For our interest here will be the principle of human fights, or "human rights regime," as current political scientists prefer to use, and the authority of the United Nations, especially the Security Council, as an actor in this regime.

 

3. Institutionalization of human rights after WWII

Most studies agree that human rights concern in international politics is a relatively new phenomenon. Fundamental right of a human being can be traced back several centuries, but this only began to be institutionalized―as administrative agencies, laws, norms, or operating procedures―after the Second World War. The most representative of these are the Universal Declaration of Human Rights of 1948 and the two United Nations covenants adopted in 1966 (International Covenant on Economic, Social and Cultural Rights; International Covenant on Civil and Political Rights). Another famous document is the Convention on the Prevention and Punishment of the Crime of Genocide of 1948. The body of international law has increased and with it its significance, that it is now very common to speak of "human rights regime."

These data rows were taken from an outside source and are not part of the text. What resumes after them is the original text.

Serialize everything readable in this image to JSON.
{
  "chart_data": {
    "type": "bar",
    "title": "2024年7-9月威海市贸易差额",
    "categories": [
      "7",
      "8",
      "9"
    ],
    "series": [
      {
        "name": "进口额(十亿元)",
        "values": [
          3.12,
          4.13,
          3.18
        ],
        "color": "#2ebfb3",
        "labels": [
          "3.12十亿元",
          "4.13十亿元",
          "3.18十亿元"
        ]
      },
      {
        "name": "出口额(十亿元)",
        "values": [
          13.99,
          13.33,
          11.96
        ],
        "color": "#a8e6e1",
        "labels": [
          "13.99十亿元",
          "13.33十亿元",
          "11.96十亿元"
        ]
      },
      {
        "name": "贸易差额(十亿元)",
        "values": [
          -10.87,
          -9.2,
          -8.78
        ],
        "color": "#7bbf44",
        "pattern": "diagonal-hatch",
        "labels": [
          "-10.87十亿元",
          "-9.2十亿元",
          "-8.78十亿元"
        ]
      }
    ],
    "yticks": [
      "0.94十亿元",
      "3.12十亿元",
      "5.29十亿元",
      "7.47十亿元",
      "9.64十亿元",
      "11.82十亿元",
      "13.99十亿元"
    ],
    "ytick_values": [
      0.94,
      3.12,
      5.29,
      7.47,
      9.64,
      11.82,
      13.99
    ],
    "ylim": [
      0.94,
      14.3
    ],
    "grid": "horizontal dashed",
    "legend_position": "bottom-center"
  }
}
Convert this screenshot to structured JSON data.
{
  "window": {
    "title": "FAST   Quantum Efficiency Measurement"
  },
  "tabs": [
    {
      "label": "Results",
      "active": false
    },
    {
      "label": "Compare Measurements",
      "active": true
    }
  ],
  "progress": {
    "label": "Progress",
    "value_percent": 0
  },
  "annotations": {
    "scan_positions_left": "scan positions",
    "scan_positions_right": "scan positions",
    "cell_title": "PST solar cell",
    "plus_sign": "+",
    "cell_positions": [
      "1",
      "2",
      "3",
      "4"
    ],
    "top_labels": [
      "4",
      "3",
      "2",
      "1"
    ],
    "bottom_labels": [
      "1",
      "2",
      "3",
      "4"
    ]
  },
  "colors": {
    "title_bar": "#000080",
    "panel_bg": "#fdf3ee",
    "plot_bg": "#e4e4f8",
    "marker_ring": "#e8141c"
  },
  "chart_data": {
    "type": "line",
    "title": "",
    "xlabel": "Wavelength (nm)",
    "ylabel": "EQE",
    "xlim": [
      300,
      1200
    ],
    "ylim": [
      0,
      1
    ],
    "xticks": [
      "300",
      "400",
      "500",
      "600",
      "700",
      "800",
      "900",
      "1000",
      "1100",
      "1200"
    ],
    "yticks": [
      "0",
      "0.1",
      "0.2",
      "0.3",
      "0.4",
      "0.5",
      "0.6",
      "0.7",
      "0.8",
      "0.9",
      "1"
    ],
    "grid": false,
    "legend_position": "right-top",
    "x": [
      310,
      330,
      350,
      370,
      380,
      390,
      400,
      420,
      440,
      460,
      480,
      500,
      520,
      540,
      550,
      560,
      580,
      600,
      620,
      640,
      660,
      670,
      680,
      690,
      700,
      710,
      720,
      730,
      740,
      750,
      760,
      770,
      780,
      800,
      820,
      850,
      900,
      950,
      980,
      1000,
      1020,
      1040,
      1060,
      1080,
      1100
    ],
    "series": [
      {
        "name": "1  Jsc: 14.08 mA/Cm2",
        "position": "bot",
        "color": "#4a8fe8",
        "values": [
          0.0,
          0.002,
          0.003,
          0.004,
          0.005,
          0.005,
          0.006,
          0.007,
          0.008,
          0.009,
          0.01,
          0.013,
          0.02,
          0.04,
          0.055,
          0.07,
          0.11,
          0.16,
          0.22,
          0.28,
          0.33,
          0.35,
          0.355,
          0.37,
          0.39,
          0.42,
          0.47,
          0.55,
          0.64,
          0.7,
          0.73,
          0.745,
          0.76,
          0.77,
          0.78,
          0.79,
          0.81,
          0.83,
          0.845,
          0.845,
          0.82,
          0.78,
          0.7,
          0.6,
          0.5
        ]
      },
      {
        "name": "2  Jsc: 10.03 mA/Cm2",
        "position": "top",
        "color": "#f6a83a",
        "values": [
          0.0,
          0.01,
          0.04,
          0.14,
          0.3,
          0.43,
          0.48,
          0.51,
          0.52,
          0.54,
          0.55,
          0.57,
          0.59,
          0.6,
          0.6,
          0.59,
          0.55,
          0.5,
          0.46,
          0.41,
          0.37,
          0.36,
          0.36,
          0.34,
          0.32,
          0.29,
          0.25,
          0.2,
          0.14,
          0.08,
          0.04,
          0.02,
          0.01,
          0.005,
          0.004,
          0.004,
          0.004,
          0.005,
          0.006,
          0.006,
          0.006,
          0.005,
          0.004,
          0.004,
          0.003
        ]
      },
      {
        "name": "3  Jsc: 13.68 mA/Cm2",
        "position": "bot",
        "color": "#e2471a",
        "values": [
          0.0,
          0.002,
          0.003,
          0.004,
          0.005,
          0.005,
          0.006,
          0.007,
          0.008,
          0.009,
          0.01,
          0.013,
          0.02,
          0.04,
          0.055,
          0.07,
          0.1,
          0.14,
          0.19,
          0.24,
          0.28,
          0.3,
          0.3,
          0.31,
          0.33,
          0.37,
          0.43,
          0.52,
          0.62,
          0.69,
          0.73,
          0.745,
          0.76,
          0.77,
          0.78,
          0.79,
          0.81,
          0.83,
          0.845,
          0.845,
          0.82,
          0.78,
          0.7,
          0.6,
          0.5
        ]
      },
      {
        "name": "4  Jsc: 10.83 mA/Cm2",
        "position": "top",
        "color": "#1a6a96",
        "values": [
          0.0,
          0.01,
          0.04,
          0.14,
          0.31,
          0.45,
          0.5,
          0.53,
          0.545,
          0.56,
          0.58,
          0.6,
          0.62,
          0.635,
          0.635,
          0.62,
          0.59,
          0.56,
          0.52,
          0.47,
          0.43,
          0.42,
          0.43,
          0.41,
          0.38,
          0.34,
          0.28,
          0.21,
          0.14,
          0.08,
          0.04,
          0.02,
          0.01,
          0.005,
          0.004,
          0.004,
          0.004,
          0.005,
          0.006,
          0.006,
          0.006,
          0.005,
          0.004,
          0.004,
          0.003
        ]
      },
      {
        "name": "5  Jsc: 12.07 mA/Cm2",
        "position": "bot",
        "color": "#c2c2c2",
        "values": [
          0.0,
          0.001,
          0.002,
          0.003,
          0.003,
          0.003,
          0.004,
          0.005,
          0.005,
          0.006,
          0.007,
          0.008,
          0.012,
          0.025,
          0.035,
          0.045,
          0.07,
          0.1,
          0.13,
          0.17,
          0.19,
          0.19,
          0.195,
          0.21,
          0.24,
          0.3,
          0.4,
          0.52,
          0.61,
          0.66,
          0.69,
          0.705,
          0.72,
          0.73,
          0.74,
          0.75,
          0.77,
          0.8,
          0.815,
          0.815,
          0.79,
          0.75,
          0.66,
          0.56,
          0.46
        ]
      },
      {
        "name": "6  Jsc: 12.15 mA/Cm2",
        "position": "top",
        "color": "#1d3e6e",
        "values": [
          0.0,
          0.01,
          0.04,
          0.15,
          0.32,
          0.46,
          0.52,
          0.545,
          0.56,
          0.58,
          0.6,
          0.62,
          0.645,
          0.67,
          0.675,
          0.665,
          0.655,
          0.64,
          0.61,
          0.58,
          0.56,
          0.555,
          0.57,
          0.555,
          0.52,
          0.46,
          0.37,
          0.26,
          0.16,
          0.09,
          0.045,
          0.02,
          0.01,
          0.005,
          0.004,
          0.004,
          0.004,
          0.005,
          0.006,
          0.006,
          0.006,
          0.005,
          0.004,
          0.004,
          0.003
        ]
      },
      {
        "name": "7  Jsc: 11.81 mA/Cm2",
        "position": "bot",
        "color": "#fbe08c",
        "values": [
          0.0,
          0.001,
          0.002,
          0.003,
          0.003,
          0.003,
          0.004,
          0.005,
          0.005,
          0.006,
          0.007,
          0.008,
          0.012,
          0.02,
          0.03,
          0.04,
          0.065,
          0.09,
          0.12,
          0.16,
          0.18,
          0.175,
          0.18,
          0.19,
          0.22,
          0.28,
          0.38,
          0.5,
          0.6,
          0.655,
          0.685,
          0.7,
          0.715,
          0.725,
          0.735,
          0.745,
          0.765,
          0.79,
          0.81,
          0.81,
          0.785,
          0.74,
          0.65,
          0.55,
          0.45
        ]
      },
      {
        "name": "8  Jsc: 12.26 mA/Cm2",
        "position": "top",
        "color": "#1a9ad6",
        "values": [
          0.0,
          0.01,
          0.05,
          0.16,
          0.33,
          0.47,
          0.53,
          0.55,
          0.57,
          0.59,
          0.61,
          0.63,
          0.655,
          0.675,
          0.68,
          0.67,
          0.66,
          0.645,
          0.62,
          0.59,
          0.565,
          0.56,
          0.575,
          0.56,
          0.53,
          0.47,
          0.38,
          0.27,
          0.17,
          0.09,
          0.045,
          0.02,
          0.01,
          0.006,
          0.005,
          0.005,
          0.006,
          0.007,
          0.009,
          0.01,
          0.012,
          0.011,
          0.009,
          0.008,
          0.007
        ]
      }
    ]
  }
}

International regimes are defined as "principles, norms, rules, and decision-making procedures around which actor expectations converge in a given issue-area,"11 or "social institutions consisting of agreed upon principles, norms, rules, procedures and programs that govern the interactions of actors in specific issue areas."12

So when we speak of a "human rights regime," we often refer to what Kathryn Sikkink calls "multilateral human rights policy," which contains partial surrender of sovereignty to submit internal human rights practices to some international review. Sikkink differentiates this from external human rights policy. To be categorized as having an external human rights policy, a country either must have an explicit bilateral human rights policy through which human rights concerns are incorporated in foreign policy, or must have used multilateral channels regularly to file complaints or attempt to change the human rights practices of other states.